The main scientific goal of the CytoDI Associated-Team is the spatiotemporal characterization and comparison of cytoskeleton networks involved in cell migration and observed through live cell imaging in three dimensions (3D). Those networks include the cytoskeleton (microtubules (MT), intermediate filaments (IF)) dynamically resolvable by Bessel Beam Light Sheet fluorescent microscopy. The goal will be achieved through design of local and global descriptors of the spatial conformation and deformation of the cytoskeleton. Subsequently, general metrics to compare and classify the MT and IF networks will be investigated. This study will be carried out on oncogenically transformed lung cancer epithelial cells.

  • Principal investigator (Inria): Charles KERVRANN, Research director, head of SERPICO Team-Project, INRIA Rennes
  • Principal investigator (partner): Gaudenz DANUSER, Professor of Cell Biology, UT SouthWestern Medical Center, Dallas, USA
DALLISH (ANR project): Data Assimilation and Lattice LIght SHeet imaging for endocytosis/exocytosis pathway modeling in the whole cell

Lattice Light Sheet Microscopy (LLS-M) represents at present the novel generation of 3D fluorescence microscopes dedicated to single cell analysis, generating extraordinarily sharp, 3D images and videos. However, the usual conventional image processing algorithms developed for fluorescence microscopy are likely to fail to process the deluge of voxels generated by LLS-M instruments. The DALLISH project aims at improving the core of 3D image processing and quantification methods to face this computational challenge. The proposed methods will be used to decipher mechanisms involved in protein transport observed in LLS-M experiments.

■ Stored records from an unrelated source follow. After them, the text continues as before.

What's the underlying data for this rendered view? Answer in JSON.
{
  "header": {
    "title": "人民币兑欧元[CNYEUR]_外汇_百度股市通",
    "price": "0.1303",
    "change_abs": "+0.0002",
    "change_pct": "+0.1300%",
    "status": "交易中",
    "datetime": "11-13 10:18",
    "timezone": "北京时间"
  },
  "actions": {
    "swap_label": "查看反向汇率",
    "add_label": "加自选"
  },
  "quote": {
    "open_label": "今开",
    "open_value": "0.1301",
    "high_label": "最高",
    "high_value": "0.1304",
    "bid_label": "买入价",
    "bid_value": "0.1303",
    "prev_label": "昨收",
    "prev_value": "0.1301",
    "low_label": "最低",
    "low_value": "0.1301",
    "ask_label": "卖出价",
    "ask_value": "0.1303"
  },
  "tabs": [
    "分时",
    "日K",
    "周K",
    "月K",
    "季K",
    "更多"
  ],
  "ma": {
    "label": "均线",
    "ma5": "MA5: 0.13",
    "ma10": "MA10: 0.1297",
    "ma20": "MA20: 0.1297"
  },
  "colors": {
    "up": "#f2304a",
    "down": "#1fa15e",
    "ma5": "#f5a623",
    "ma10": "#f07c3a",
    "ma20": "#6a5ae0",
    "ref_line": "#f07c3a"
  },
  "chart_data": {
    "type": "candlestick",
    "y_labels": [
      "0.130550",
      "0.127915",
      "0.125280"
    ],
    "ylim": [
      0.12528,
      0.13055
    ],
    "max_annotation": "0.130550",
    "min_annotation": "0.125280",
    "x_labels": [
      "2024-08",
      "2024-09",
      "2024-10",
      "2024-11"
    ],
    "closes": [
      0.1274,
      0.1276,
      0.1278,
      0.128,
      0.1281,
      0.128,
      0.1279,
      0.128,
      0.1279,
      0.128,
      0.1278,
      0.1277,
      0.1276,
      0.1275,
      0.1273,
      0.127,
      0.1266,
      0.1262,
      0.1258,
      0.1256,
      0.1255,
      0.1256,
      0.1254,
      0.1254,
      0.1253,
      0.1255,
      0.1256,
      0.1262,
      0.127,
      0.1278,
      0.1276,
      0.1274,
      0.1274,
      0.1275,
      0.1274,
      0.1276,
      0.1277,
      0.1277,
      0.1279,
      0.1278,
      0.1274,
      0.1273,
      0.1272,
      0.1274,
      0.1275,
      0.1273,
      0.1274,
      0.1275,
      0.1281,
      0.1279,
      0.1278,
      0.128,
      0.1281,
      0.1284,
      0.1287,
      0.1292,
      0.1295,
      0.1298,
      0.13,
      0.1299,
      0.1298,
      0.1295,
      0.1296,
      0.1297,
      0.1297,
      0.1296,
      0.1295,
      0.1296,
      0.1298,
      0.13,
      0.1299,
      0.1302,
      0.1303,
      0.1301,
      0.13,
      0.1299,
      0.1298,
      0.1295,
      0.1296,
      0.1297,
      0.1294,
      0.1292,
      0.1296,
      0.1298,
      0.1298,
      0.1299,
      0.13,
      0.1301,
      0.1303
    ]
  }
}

Nowadays, the detection and visualization of important localized events and process in multidimensional and multi-valued images, especially in cell and tissue imaging, is tedious and inefficient. The objective of NAVISCOPE project is to develop original and cutting-edge visualization and navigation methods to assist scientists, enabling semi-automatic analysis, manipulation, and investigation of temporal series of multi-valued volumetric images, with a strong focus on live cell imaging and microscopy application domains. We address the three following challenges and issues:

  • Novel machine learning methods able to detect the main regions of interest, and automatic quantification of sparse sets of molecular interactions and cell processes during navigation to save memory and computational resources.
  • Novel visualization methods able to encode 3D motion/deformation vectors and dynamics features with color/texture-based and non-sub-resolved representations, abstractions, and discretization, as used to show 2D motion and deformation vectors and patterns.
  • Effective machine learning-driven navigation and interaction techniques for complex functional 3D+Time data enabling the analysis of sparse sets of localized intra-cellular events and cell processes (migration, division, etc.).

Finally, we will have also to overcome the technological challenge of gathering up the software developed in each team to provide a unique original tool for users in biological imaging, and potentially in medical imaging.

CATLAS: Cell ATLAS in cryo-electron tomography

In the CATLAS project, we are currently studying deep-learning and convolution neural networks (CNN) to count macromolecules (e.g., ribosomes) in 3D cell cryo-electron tomography images. Cryo-ET allows to image cells in situ, with enough resolution to locate macromolecules without sample-altering bio-markers. Developing classification methods is a way of obtaining an efficient counting technique, while being a powerful tool for geo-localization and macro-molecule reconstruction with sub-tomogram averaging. Final results demonstrate that our 3D CNN architecture (DeepFinder) outperforms state-of-the-art machine learning algorithms, as confirmed in the SHREC 2019 challenge dedicated to classification in cryo-electron tomography.